The symptoms are always worse during hot, damp weather, and when the animals are exposed to the full glare of the sun. The milder cases can be worked without great inconvenience in winter, while they become utterly useless in summer.
Active exertion and increased rapidity of the circulation has a similarly injurious effect. After a period of rest nothing amiss may be noticed, while after a period of work in the sunshine the symptoms become well marked and the difficulty of backing pronounced. Plethora or full feeding aggravates, while spare, laxative diet, laxatives, rest or bleeding relieves.
The affection may become complicated by more active inflammatory action leading to paroxysms resembling those of meningo-encephalitis;—pushing against the wall, rearing up with the fore feet in the manger, acting as if walking or trotting, etc. In other cases the paroxysms resemble those of vertigo; the animal plunging forward, starting to one side, or rearing up and falling back.

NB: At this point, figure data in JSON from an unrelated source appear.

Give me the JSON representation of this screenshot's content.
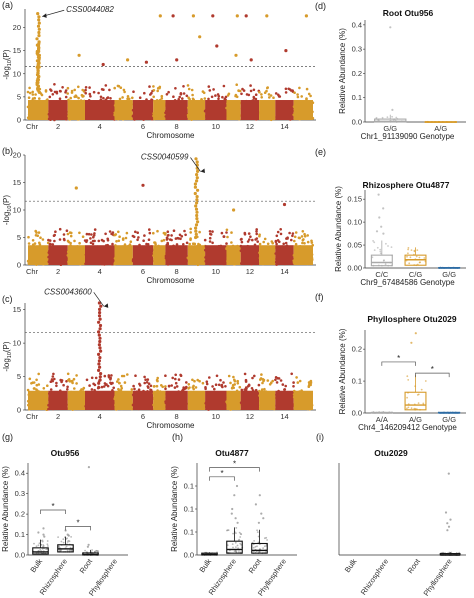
{
  "colors": {
    "odd_chr": "#d79b2b",
    "even_chr": "#b03a2e",
    "threshold": "#555555"
  },
  "chart_data": [
    {
      "id": "a",
      "type": "scatter",
      "panel_label": "(a)",
      "xlabel": "Chromosome",
      "ylabel": "-log10(P)",
      "chromosomes": [
        "Chr",
        "2",
        "4",
        "6",
        "8",
        "10",
        "12",
        "14"
      ],
      "ylim": [
        0,
        24
      ],
      "yticks": [
        0,
        5,
        10,
        15,
        20
      ],
      "threshold": 11.6,
      "annotation": {
        "text": "CSS0044082",
        "chromosome": 1,
        "y": 22.4
      },
      "peaks": [
        {
          "chromosome": 1,
          "y": 23.0
        },
        {
          "chromosome": 1,
          "y": 16.5
        }
      ]
    },
    {
      "id": "b",
      "type": "scatter",
      "panel_label": "(b)",
      "xlabel": "Chromosome",
      "ylabel": "-log10(P)",
      "chromosomes": [
        "Chr",
        "2",
        "4",
        "6",
        "8",
        "10",
        "12",
        "14"
      ],
      "ylim": [
        0,
        20
      ],
      "yticks": [
        0,
        5,
        10,
        15,
        20
      ],
      "threshold": 11.6,
      "annotation": {
        "text": "CSS0040599",
        "chromosome": 9,
        "y": 17.0
      },
      "peaks": [
        {
          "chromosome": 9,
          "y": 19.3
        }
      ]
    },
    {
      "id": "c",
      "type": "scatter",
      "panel_label": "(c)",
      "xlabel": "Chromosome",
      "ylabel": "-log10(P)",
      "chromosomes": [
        "Chr",
        "2",
        "4",
        "6",
        "8",
        "10",
        "12",
        "14"
      ],
      "ylim": [
        0,
        16
      ],
      "yticks": [
        0,
        5,
        10,
        15
      ],
      "threshold": 11.6,
      "annotation": {
        "text": "CSS0043600",
        "chromosome": 4,
        "y": 15.5
      },
      "peaks": [
        {
          "chromosome": 4,
          "y": 16.0
        }
      ]
    },
    {
      "id": "d",
      "type": "box",
      "panel_label": "(d)",
      "title": "Root Otu956",
      "ylabel": "Relative Abundance (%)",
      "xlabel": "Chr1_91139090 Genotype",
      "ylim": [
        0,
        0.42
      ],
      "yticks": [
        0.0,
        0.1,
        0.2,
        0.3,
        0.4
      ],
      "categories": [
        "G/G",
        "A/G"
      ],
      "boxes": [
        {
          "q1": 0.0,
          "median": 0.003,
          "q3": 0.012,
          "whisker_hi": 0.03,
          "outliers": [
            0.39,
            0.05
          ],
          "color": "#aaaaaa"
        },
        {
          "q1": 0.0,
          "median": 0.0,
          "q3": 0.001,
          "whisker_hi": 0.001,
          "outliers": [],
          "color": "#d79b2b"
        }
      ]
    },
    {
      "id": "e",
      "type": "box",
      "panel_label": "(e)",
      "title": "Rhizosphere Otu4877",
      "ylabel": "Relative Abundance (%)",
      "xlabel": "Chr9_67484586 Genotype",
      "ylim": [
        0,
        0.17
      ],
      "yticks": [
        0.0,
        0.05,
        0.1,
        0.15
      ],
      "categories": [
        "C/C",
        "C/G",
        "G/G"
      ],
      "boxes": [
        {
          "q1": 0.005,
          "median": 0.012,
          "q3": 0.028,
          "whisker_hi": 0.06,
          "outliers": [
            0.16,
            0.13,
            0.11,
            0.09,
            0.08,
            0.075
          ],
          "color": "#aaaaaa"
        },
        {
          "q1": 0.006,
          "median": 0.018,
          "q3": 0.028,
          "whisker_hi": 0.045,
          "outliers": [],
          "color": "#d79b2b"
        },
        {
          "q1": 0.0,
          "median": 0.0,
          "q3": 0.001,
          "whisker_hi": 0.001,
          "outliers": [],
          "color": "#2e6da4"
        }
      ]
    },
    {
      "id": "f",
      "type": "box",
      "panel_label": "(f)",
      "title": "Phyllosphere Otu2029",
      "ylabel": "Relative Abundance (%)",
      "xlabel": "Chr4_146209412 Genotype",
      "ylim": [
        0,
        0.26
      ],
      "yticks": [
        0.0,
        0.1,
        0.2
      ],
      "categories": [
        "A/A",
        "A/G",
        "G/G"
      ],
      "boxes": [
        {
          "q1": 0.0,
          "median": 0.0,
          "q3": 0.002,
          "whisker_hi": 0.004,
          "outliers": [],
          "color": "#aaaaaa"
        },
        {
          "q1": 0.01,
          "median": 0.025,
          "q3": 0.065,
          "whisker_hi": 0.12,
          "outliers": [
            0.25,
            0.22
          ],
          "color": "#d79b2b"
        },
        {
          "q1": 0.0,
          "median": 0.0,
          "q3": 0.002,
          "whisker_hi": 0.002,
          "outliers": [],
          "color": "#2e6da4"
        }
      ],
      "significance": [
        {
          "from": 0,
          "to": 1,
          "y": 0.16,
          "label": "*"
        },
        {
          "from": 1,
          "to": 2,
          "y": 0.125,
          "label": "*"
        }
      ]
    },
    {
      "id": "g",
      "type": "box",
      "panel_label": "(g)",
      "title": "Otu956",
      "ylabel": "Relative Abundance (%)",
      "ylim": [
        0,
        0.45
      ],
      "yticks": [
        0.0,
        0.1,
        0.2,
        0.3,
        0.4
      ],
      "categories": [
        "Bulk",
        "Rhizosphere",
        "Root",
        "Phyllosphere"
      ],
      "boxes": [
        {
          "q1": 0.005,
          "median": 0.015,
          "q3": 0.035,
          "whisker_hi": 0.075,
          "outliers": [
            0.13,
            0.11,
            0.1,
            0.09
          ],
          "color": "#111111"
        },
        {
          "q1": 0.015,
          "median": 0.03,
          "q3": 0.05,
          "whisker_hi": 0.09,
          "outliers": [
            0.12,
            0.1,
            0.095
          ],
          "color": "#111111"
        },
        {
          "q1": 0.0,
          "median": 0.002,
          "q3": 0.01,
          "whisker_hi": 0.025,
          "outliers": [
            0.43,
            0.05,
            0.04
          ],
          "color": "#111111"
        },
        null
      ],
      "significance": [
        {
          "from": 0,
          "to": 1,
          "y": 0.22,
          "label": "*"
        },
        {
          "from": 1,
          "to": 2,
          "y": 0.14,
          "label": "*"
        }
      ]
    },
    {
      "id": "h",
      "type": "box",
      "panel_label": "(h)",
      "title": "Otu4877",
      "ylabel": "Relative Abundance (%)",
      "ylim": [
        0,
        0.2
      ],
      "yticks": [
        0.0,
        0.05,
        0.1,
        0.15
      ],
      "categories": [
        "Bulk",
        "Rhizosphere",
        "Root",
        "Phyllosphere"
      ],
      "boxes": [
        {
          "q1": 0.0,
          "median": 0.001,
          "q3": 0.004,
          "whisker_hi": 0.006,
          "outliers": [],
          "color": "#111111"
        },
        {
          "q1": 0.004,
          "median": 0.012,
          "q3": 0.03,
          "whisker_hi": 0.06,
          "outliers": [
            0.15,
            0.13,
            0.1,
            0.09,
            0.08,
            0.07
          ],
          "color": "#111111"
        },
        {
          "q1": 0.004,
          "median": 0.01,
          "q3": 0.025,
          "whisker_hi": 0.055,
          "outliers": [
            0.13,
            0.11,
            0.09,
            0.08,
            0.07
          ],
          "color": "#111111"
        },
        null
      ],
      "significance": [
        {
          "from": 0,
          "to": 1,
          "y": 0.17,
          "label": "*"
        },
        {
          "from": 0,
          "to": 2,
          "y": 0.19,
          "label": "*"
        }
      ]
    },
    {
      "id": "i",
      "type": "box",
      "panel_label": "(i)",
      "title": "Otu2029",
      "ylim": [
        0,
        0.26
      ],
      "yticks": [],
      "categories": [
        "Bulk",
        "Rhizosphere",
        "Root",
        "Phyllosphere"
      ],
      "boxes": [
        null,
        null,
        null,
        {
          "q1": 0.0,
          "median": 0.0,
          "q3": 0.004,
          "whisker_hi": 0.008,
          "outliers": [
            0.23,
            0.12,
            0.1,
            0.09,
            0.08,
            0.07
          ],
          "color": "#111111"
        }
      ]
    }
  ]
}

Lesions. The pathological anatomy of this disease is that of chronic hydrocephalus. Renault records cases in which the subarachnoid and arachnoid fluids were under the normal while the fluid in the ventricles was increased to a marked extent. This accumulation is often so great that the whole of the surrounding nervous matter is greatly attenuated, the convolutions of the cerebral hemispheres are flattened so that the sulci are all but effaced, the water may shine through at points and even bulge after the manner of a hernia, the ganglia in the ventricle (corpus striatum, optic thalamus, hippocampus) are flattened and atrophied, the base of the cerebrum is thinned and bulges downward, and the olfactory lobes may have their internal cavity greatly distended so that they look like little bladders of fluid. The ependyma may have lost its normal thinness and translucency, having become thick and opaque, and sometimes its surface is granular and rough. The choroid plexus is congested and swollen with infiltration. The brain tissue adjacent is firmly adherent and there is a hyperplasia of its connective tissue constituting a veritable sclerosis. At some points, however, the compressed nervous tissue has undergone degeneration and softening. As might be expected from the pressure of the liquid, anæmia of the brain tissue is a marked feature of the morbid condition.
Other conditions have at times been found in chronic hydrocephalus.
Renault found two long tumors each as large as a hen’s egg projecting from the dura mater into the cerebral hemisphere. In other cases there have been fibrous thickening of the dura mater, exudations on the pia mater, and false membranes on the arachnoid (Röll). Chabert and more recent writers have observed cysts and tumors of the choroid plexus in such cases, but these have been met with not unfrequently in the entire absence of the characteristic symptoms of this disease.
Nature. The affection before us is evidently one in which the majority of the higher brain functions are profoundly depressed or debilitated, and this is accounted for by the accumulating intraventricular liquid pressing on the ganglionic centres in the cerebral hemispheres, and in the floor of the lateral and third ventricles.
Experimentally an approximate loss of sensation, intelligence, spontaneity, will, and muscular power is produced in birds or mammals deprived of their cerebral hemispheres. Colin’s heifer, which had been thus mutilated, would lie in torpor, and though it could be made to get up and walk, it struck its head heedlessly against the wall, and retained in its mouth unchewed, the food that had been placed there. He says of such cases: “they live a long time, move automatically, respire, digest, but they lose, with the sensations, memory, judgment, will, and the most vital instincts of their kind.”
In the dropsy of the ventricles the attenuation and atrophy of the cerebral convolutions produce symptoms which approximate closely to those resulting from their experimental ablation, so that one may fairly attribute the general symptoms in the two cases to the loss of their function. Many of the attendant symptoms, and especially the aberration of smell, sight, hearing and taste, may be referred to the concomitant injuries of the basal ganglia of the brain.
We need not seek in one general answer to resolve the question whether the dropsy or inflammation is the initial lesion. For our present purpose it must suffice, that dropsy with anæmia and atrophy of the cerebral convolutions and basal ganglia produce the symptoms of immobility.